O café, bebida sem aditivos, está presente em 95% dos lares brasileiros. Segundo a Associação Brasileira da Indústria de Café, os brasileiros estão consumindo mais xícaras de café e diversificam as formas da bebida. Ao café filtrado nos lares, os consumidores agregaram café expresso, cappuccino, cápsulas, combinações com leite e outros aditivos. Cursos, livros, palestras, concursos, seminários, revistas especializadas, sites na internet e diversos projetos apoiam o desenvolvimento do paladar e do gosto pelo café. E linhas de novas máquinas e cafeteiras para lares, bares, restaurantes, empresas e cafeterias. A indústria aposta na qualidade para ampliar o consumo.

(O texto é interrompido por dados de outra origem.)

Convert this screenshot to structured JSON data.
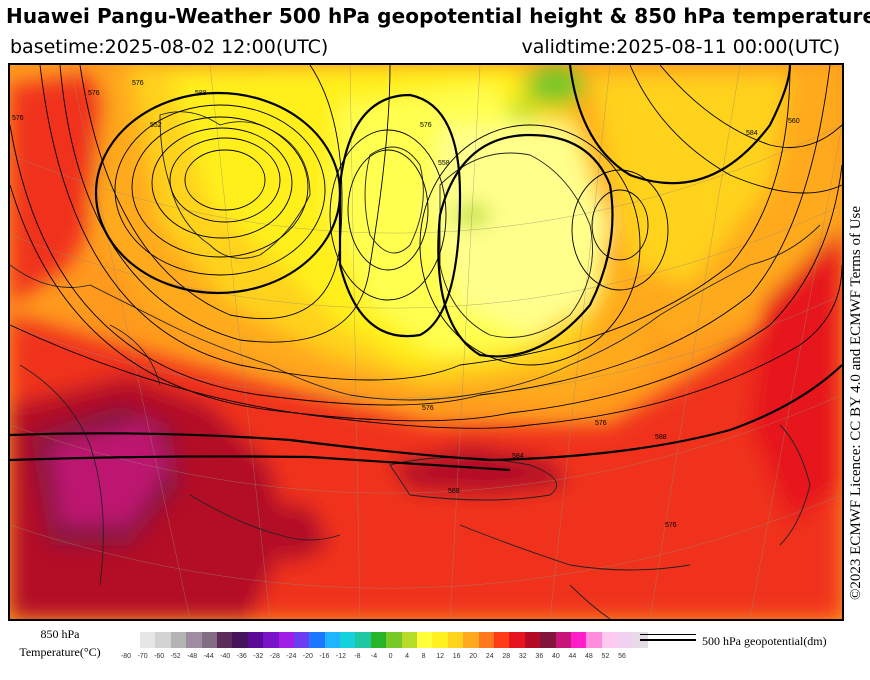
{
  "header": {
    "title": "Huawei Pangu-Weather 500 hPa geopotential height & 850 hPa temperature",
    "basetime": "basetime:2025-08-02 12:00(UTC)",
    "validtime": "validtime:2025-08-11 00:00(UTC)"
  },
  "license": "©2023 ECMWF Licence: CC BY 4.0 and ECMWF Terms of Use",
  "legend": {
    "temperature_label_line1": "850 hPa",
    "temperature_label_line2": "Temperature(°C)",
    "geopotential_label": "500 hPa geopotential(dm)",
    "ticks": [
      "-80",
      "-70",
      "-60",
      "-52",
      "-48",
      "-44",
      "-40",
      "-36",
      "-32",
      "-28",
      "-24",
      "-20",
      "-16",
      "-12",
      "-8",
      "-4",
      "0",
      "4",
      "8",
      "12",
      "16",
      "20",
      "24",
      "28",
      "32",
      "36",
      "40",
      "44",
      "48",
      "52",
      "56"
    ],
    "colors": [
      "#e6e6e6",
      "#d2d2d2",
      "#b4b4b4",
      "#a08ca0",
      "#826e82",
      "#5a2d5a",
      "#46145a",
      "#5a0a96",
      "#7814c8",
      "#a01ee6",
      "#6e3cf0",
      "#1e78ff",
      "#1eb4ff",
      "#14d2dc",
      "#1ec8a0",
      "#28b428",
      "#78c828",
      "#b4dc28",
      "#ffff3c",
      "#fff01e",
      "#ffd21e",
      "#ffaa1e",
      "#ff781e",
      "#ff3c14",
      "#e6141e",
      "#b40a28",
      "#82143c",
      "#c81478",
      "#ff1ec8",
      "#ff8cdc",
      "#ffc8f0",
      "#f0d2f0",
      "#e6dce6"
    ]
  },
  "map": {
    "contour_labels": [
      "576",
      "588",
      "552",
      "576",
      "558",
      "560",
      "584",
      "576",
      "576",
      "588",
      "584",
      "576",
      "576",
      "576",
      "588"
    ]
  }
}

O Brasil é um país movido a café. Com o cafezinho, a agricultura está presente ao longo de todo o dia nos lares e no trabalho dos brasileiros, e de bilhões de pessoas. Com o cafezinho estão presentes produtores de leite, cana-de-açúcar, estévia, cacau, frutas e os produtos agrícolas utilizados na confecção de bolachas, pães, bolos e biscoitos.
Uma xícara de café é um prazer sensitivo, estimula a criatividade e a produtividade, aguça os sentidos, auxilia na digestão e perfuma o ambiente. O maior conhecimento dos cafés brasileiros permitirá aos consumidores urbanos, cada vez mais numerosos e distantes do campo, reconhecerem e admirarem o trabalho dos cafeicultores brasileiros. Eles são jardineiros da natureza, da qual vivem e dependem. Cabe defendê-los, aqui e no mundo.